クロノは一歩前へ出ると、システムなき今、自らの五感と経験則を極限まで尖らせてその光を「看破」する。
「……なるほど。この裂け目は、ただの災害やバグでできた穴ではありません。これは、肥大化しすぎて互いに衝突しそうになった複数の世界が、圧力を逃がすために作り出した『安全弁』だったんです」
「安全弁、だと……?」
ガイルが怪訝そうに眉をひそめる。
「ええ。世界と世界が完全にぶつかれば、両方とも崩壊してしまいます。それを防ぐために、この裂け目が余剰なエネルギーや、世界の歪みそのものを吸い上げて循環させていた。……そして僕たちが異世界から日本へ、地獄へと巡ったのは、この裂け目が『世界の歪みを直せる存在』として、僕たちを必要な場所へ案内していたからなんです」
かつてクロノが持っていた固有スキル【神への誘い手】。それこそが、この次元の裂け目が世界のバランスを保つために、クロノに託した「道標」のシステムそのものだったのだ。

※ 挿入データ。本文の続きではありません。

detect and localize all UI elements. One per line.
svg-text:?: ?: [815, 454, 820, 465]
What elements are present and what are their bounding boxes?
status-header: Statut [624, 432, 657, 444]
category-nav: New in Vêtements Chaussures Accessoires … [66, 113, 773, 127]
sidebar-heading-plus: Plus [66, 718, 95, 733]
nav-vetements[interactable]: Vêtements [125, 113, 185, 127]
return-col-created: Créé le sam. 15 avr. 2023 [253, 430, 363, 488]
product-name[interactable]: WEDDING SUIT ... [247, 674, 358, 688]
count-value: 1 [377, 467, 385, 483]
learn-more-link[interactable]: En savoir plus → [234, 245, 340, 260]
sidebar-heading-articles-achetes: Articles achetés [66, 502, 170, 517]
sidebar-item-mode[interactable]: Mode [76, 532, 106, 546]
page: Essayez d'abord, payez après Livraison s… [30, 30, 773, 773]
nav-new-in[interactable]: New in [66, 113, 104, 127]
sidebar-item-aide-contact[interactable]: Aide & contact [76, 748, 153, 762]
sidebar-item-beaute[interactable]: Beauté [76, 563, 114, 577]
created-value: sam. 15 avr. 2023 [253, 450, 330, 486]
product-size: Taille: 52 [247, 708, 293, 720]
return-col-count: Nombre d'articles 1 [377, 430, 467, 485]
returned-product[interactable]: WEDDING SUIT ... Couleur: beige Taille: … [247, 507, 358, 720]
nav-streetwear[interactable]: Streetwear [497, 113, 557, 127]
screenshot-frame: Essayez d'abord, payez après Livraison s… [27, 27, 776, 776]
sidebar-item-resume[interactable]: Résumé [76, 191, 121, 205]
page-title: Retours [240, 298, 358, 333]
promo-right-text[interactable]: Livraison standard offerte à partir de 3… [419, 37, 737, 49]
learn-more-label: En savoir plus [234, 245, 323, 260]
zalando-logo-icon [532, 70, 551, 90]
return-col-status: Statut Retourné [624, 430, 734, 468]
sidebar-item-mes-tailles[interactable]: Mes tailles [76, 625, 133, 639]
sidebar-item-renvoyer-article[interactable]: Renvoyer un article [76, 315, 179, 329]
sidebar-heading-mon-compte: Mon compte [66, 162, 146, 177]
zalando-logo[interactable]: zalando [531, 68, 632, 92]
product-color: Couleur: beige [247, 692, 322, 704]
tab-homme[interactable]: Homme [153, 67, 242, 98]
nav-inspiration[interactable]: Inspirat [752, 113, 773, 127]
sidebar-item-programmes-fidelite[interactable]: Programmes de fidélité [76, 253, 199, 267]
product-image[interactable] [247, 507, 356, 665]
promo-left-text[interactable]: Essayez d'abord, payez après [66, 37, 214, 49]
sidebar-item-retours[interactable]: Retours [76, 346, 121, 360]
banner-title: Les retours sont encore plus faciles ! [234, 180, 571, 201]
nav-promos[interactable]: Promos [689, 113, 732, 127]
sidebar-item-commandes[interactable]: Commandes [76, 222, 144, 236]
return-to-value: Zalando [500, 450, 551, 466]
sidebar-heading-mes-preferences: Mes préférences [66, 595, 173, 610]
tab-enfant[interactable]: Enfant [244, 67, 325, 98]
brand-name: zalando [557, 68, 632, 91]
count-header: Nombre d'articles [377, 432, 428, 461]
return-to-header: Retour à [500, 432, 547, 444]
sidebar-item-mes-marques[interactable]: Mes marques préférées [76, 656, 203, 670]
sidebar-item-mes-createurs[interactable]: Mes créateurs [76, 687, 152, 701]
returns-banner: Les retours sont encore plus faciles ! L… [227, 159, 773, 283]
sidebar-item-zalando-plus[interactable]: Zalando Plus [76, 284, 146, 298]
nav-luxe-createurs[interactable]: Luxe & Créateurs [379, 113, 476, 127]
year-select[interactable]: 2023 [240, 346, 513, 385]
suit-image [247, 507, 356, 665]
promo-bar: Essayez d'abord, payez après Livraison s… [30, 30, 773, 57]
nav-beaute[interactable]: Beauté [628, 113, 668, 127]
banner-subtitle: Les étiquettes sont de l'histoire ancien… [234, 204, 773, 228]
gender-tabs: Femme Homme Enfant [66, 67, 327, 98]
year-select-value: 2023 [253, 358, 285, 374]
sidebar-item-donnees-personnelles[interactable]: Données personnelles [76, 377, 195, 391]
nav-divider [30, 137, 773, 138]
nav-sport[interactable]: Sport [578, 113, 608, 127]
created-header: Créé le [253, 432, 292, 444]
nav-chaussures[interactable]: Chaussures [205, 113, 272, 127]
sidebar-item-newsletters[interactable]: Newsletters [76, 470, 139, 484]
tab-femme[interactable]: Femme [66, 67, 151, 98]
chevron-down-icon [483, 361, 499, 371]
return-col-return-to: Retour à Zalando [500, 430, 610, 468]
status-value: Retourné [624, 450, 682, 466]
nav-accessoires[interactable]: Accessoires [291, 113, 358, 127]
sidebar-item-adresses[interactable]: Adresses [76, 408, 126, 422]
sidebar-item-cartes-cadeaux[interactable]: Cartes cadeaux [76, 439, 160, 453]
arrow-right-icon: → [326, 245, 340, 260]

「ということは……主がすべてのジョブを失って世界を修復したことで、この裂け目の役割も終わりに近づいているのか?」
千代の問いに、クロノは静かに首を振った。
「いいえ。世界は常に変わり続けます。システムとしてのアシストは消えましたが、この裂け目は今、僕たちを『世界の守り手』として完全に認めてくれたようです。これからは僕たちの意志で、どの世界へも行くことができる」
クロノが裂け目にそっと手を触れると、藍色の光は温かい黄金色へと変化し、彼らを包み込んだ。
「さあ、みんな。次はどの世界の歪みを看破しに行きましょうか?」
システムを超越した絆と知略を武器に、少年と仲間たちの本当の「次元を超える旅」が、今ここから新しく始まるのだった。